Russian news agency Interfax quoted an anonymous source in the ministry as saying that new ideological requirements will be introduced for obtaining an exhibition license.
The source added that the new rule, previously not made public, was originally supposed to come into effect as of Jan. 1, but the introduction has been postponed so that amendments could be made.
The new date for enacting the requirements hasn’t been announced yet. Similarly, it is not clear who will be making decisions regarding films’ compliance with the requirements and how they will be interpreted.
The new law will be applied to all movies, Hollywood and Russian alike.
Some Russian filmmakers said they considered the ideological requirements a form of censorship. Newspaper Fontanka quoted director Yuri Mamin as saying that the initiative was reminiscent of the Stalin era. “Culture is being reduced to pure ideology,” he said.

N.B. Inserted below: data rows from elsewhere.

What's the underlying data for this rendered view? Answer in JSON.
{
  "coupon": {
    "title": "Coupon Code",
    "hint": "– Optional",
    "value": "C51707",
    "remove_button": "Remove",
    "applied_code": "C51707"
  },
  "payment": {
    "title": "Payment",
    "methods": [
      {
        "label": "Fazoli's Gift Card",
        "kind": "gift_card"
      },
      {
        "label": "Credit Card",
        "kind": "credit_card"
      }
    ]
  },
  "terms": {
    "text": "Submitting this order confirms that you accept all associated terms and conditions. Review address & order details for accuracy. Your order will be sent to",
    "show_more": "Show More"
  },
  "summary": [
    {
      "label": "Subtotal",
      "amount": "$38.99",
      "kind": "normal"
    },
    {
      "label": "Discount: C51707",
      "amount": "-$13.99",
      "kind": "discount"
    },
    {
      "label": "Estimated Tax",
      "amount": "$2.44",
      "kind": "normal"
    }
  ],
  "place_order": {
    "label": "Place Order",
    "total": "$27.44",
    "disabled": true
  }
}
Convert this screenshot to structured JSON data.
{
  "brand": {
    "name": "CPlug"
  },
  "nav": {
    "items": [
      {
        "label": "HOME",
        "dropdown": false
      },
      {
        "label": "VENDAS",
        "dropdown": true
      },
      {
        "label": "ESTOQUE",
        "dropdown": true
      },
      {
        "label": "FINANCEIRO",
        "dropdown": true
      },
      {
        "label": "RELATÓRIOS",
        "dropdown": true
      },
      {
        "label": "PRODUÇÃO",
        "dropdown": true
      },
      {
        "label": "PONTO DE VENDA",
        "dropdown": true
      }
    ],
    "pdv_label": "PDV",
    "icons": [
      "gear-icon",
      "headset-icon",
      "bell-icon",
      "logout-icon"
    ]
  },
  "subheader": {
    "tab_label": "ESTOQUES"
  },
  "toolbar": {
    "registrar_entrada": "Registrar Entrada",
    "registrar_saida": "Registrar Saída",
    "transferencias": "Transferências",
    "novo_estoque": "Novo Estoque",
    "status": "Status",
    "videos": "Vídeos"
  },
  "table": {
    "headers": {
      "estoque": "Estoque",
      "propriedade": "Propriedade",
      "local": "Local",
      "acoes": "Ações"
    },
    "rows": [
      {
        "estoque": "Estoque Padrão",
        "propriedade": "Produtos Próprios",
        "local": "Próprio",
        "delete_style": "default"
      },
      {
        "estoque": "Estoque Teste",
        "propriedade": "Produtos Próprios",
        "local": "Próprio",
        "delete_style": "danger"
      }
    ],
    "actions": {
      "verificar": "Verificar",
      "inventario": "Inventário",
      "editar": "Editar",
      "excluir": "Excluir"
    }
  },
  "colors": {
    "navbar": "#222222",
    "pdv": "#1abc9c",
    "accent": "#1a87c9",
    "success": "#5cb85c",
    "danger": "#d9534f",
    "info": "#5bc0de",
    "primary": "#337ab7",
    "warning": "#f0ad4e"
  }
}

Users of the social media reacted to the news by saying that just about any movie that paints Russia in a less than favorable light, including Cannes- and Golden Globe-winner Leviathan by Andrei Zvyagintsev, could now be banned.
For the past year or so, the Russian government has moved toward stricter ideological control of the film industry.
On July 1, 2014, a law banning profanity in movies, which many also viewed as censorship, was enacted. It hit a number of films, including Leviathan, which is scheduled to be released next month in Russia with all profanity bleeped out.
A few weeks later, in a separate move, a member of Russia’s parliament called for outlawing foreign movies that “demonize Russia and Russians.”